After that jump, there was no stopping Hayden and Addie. Of couse this started an audience, and then the lifeguard decided he might stand a little closer, seeing as how a 3 and 4 year old were heading off that big tower multiple times.
But then Piper made it known she wanted to jump too.
Hubs and I tried to figure out what to do. How do we keep her safe, without bursting her spirit? How do we let her walk down a path she really wants to go down, but let her do it best for her age? How do we teach her to go after what she wants and to not be afraid, if we don’t let her try new things? Isn’t it better to teach her how to do it safely, then to say no?

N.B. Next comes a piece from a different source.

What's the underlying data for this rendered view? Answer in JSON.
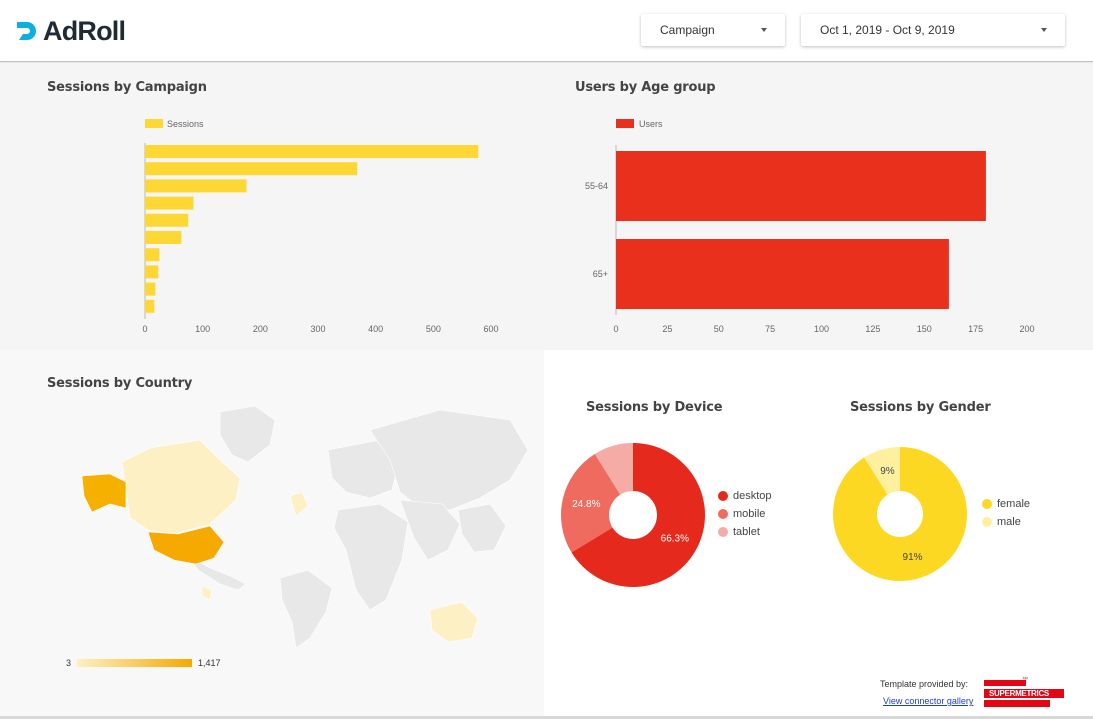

BUT SHE’S TWO YEARS OLD and it’s a HIGH DIVE!!! For the love of all that is good, the wind could blow her little body off the board!!!
I turned to the lifeguard and asked if a 2 year old had ever jumped off the high dive? He just looked at me baffled. After a few minutes he said, “Can she swim?”, and my answer was, YES!
Piper is 2. She has had swim lessons since she was 14 months. She had just been jumping off a low dive for 15 minutes and kicking herself up to the surface. She is a fish in the water. We have given her the tools she needs. (Thank you Coach Dan!!!)
She. Can. Do. This.
And we were going to let her.
The lifeguard let Hubs climb up the ladder behind Piper (which she emphatically DID NOT WANT him to do). He stood on the ladder, as she walked across that platform. Then like a little angel in the sky she smiled down at me and jumped off that 12 foot board. Into the water she went with no hesitation, kicking backed up to the surface, all the while smiling.
In that moment it confirmed for me that our job is to keep our girls safe, but it is also to teach them to believe in themselves and what they can do, and to give them the tools to go after the dreams they want to.
Today was a growing day for Hubs and I as parents, and for our girls as well, as we all realized, the sky IS the limit!!